Mavi Marmara Özgürlük ve Dayanışma Derneği Başkanı Beheşti İsmail Songür, Köklü Değişim’e verdiği röportajda, Ulaştırma Bakanlığı’nın Gazze’ye insani yardım götürmek isteyen “Vicdan Gemisi”ni yaklaşık üç aydır beklettiğini beyan etti.
Gazze’de katliamların yanı sıra özellikle Kuzey Gazze’de kuşatma altında tutulan Müslümanlar açlık ve susuzlukla soykırıma tabi tutulurken Cumhurbaşkanı Recep Tayyip Erdoğan’ın ‘İsrail’ ile tüm ticareti sonlandırıldığına dair açıklamalarına rağmen işgalci varlığa gemi gemi mal gitmeye devam ediyor.
Türkiye’de özellikle İstanbul Ambarlı Limanı’nda Siyonist rejim kurulmadan önce taşımacılık işi yapan ve ‘İsrail’in Filistin topraklarını işgal etmesinde büyük payı bulunan ZIM şirketine ait gemilerin Türkiye limanlarına neredeyse her gün mal getirip götürmesi haberleri kamuoyunun gündeminde.
Öte yandan Gazze’de açlık çeken Müslümanlara insani yardım götürmek için sivil inisiyatif tarafından kurulan Uluslararası Özgürlük Filosu Koalisyonu, Gazze Özgürlük Filosu’nu oluşturmuş fakat Ankara’nın engellemeleri sonucunda “Vicdan Gemisi” bir türlü Türkiye’den ayrılarak Gazze’ye doğru yola çıkamamıştı.
Bu konuda Köklü Değişim Medya’nın uzattığı mikrofonlara açıklamada bulunan Mavi Marmara Özgürlük ve Dayanışma Derneği Başkanı Beheşti İsmail Songür, aylar önce tüm resmi işlemlerin ve evrakların tamamlanmasına rağmen engellemelerle karşılaştıklarını anlattı:
“Vicdan Gemisi, bundan tam 3 ay önce, neredeyse 90 güne yaklaştı. Haydarpaşa Limanı'ndan resmi işlemleri hazır bir şekilde tüm onaylarını almış, sertifikalarını tamamlamış, insani yardımlarını yüklemiş, ve mürettebatın tamamlamış bir şekilde hareket etmek üzere liman çıkış belgesi talebinde bulundu.
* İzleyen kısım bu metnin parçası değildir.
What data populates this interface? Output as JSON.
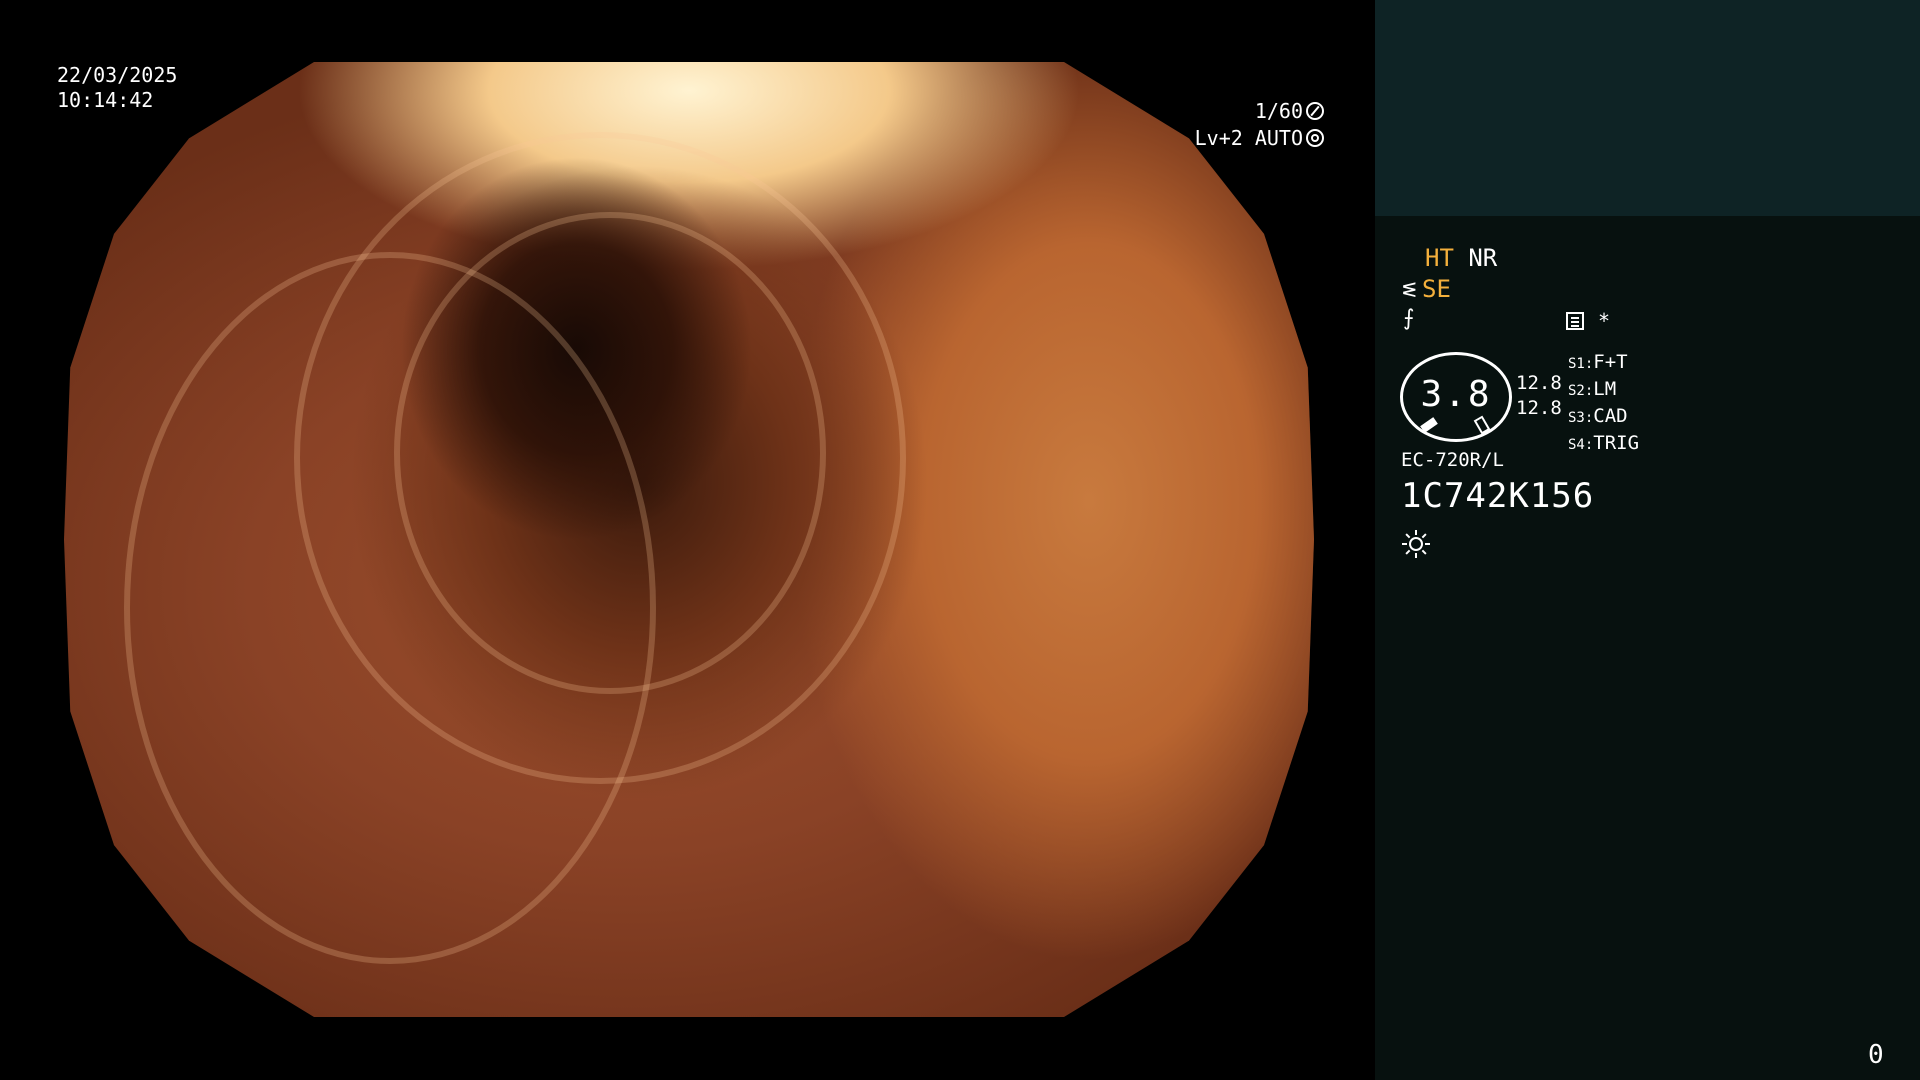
{
  "overlay": {
    "date": "22/03/2025",
    "time": "10:14:42",
    "shutter": "1/60",
    "iris": "Lv+2 AUTO"
  },
  "panel": {
    "ht": "HT",
    "nr": "NR",
    "se": "SE",
    "f_symbol": "⨍",
    "asterisk": "*",
    "gauge_value": "3.8",
    "num_1": "12.8",
    "num_2": "12.8",
    "slots": [
      {
        "key": "S1:",
        "value": "F+T"
      },
      {
        "key": "S2:",
        "value": "LM"
      },
      {
        "key": "S3:",
        "value": "CAD"
      },
      {
        "key": "S4:",
        "value": "TRIG"
      }
    ],
    "model": "EC-720R/L",
    "serial": "1C742K156",
    "counter": "0"
  },
  "colors": {
    "accent_orange": "#f4b03c",
    "panel_top": "#0e2325",
    "panel_bottom": "#07110f"
  },
  "icons": [
    "shutter-fan-icon",
    "iris-gear-icon",
    "scope-se-icon",
    "menu-list-icon",
    "light-sun-icon",
    "gauge-marker-icon"
  ]
}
Türkiye'de bu işlem sadece 15 dakika sürüyor. Fakat Ulaştırma Bakanlığı, aldığı skandal bir kararla, resmi ve hukuki olmasına rağmen tam 3 aydan bu yana resmi ve hukuki olan Vicdan Gemisi’nin çıkış evrakını vermiyor”
Songür, dünya çapında 12 ülkeden Norveç'ten, İtalya'dan, İspanya'dan ve Türkiye'den gemilerin hazırlandığı, Dünya’nın 52 ülkesinden aktivistleri, gazetecileri, doktorları, insani yardım çalışanlarını ve enkaz arama kurtarma ekiplerini taşımak üzere hazırlanmış gemiler olduğunu ifade etti.
Vicdan Gemisi’nin ise bu filonun en önemli bileşenlerinden biri olduğunun altını çizen Songür, geminin tüm işlemlerini üç ay önce tamamlayıp **“Liman çıkış talebinde bulunduğuna”**dikkat çekti.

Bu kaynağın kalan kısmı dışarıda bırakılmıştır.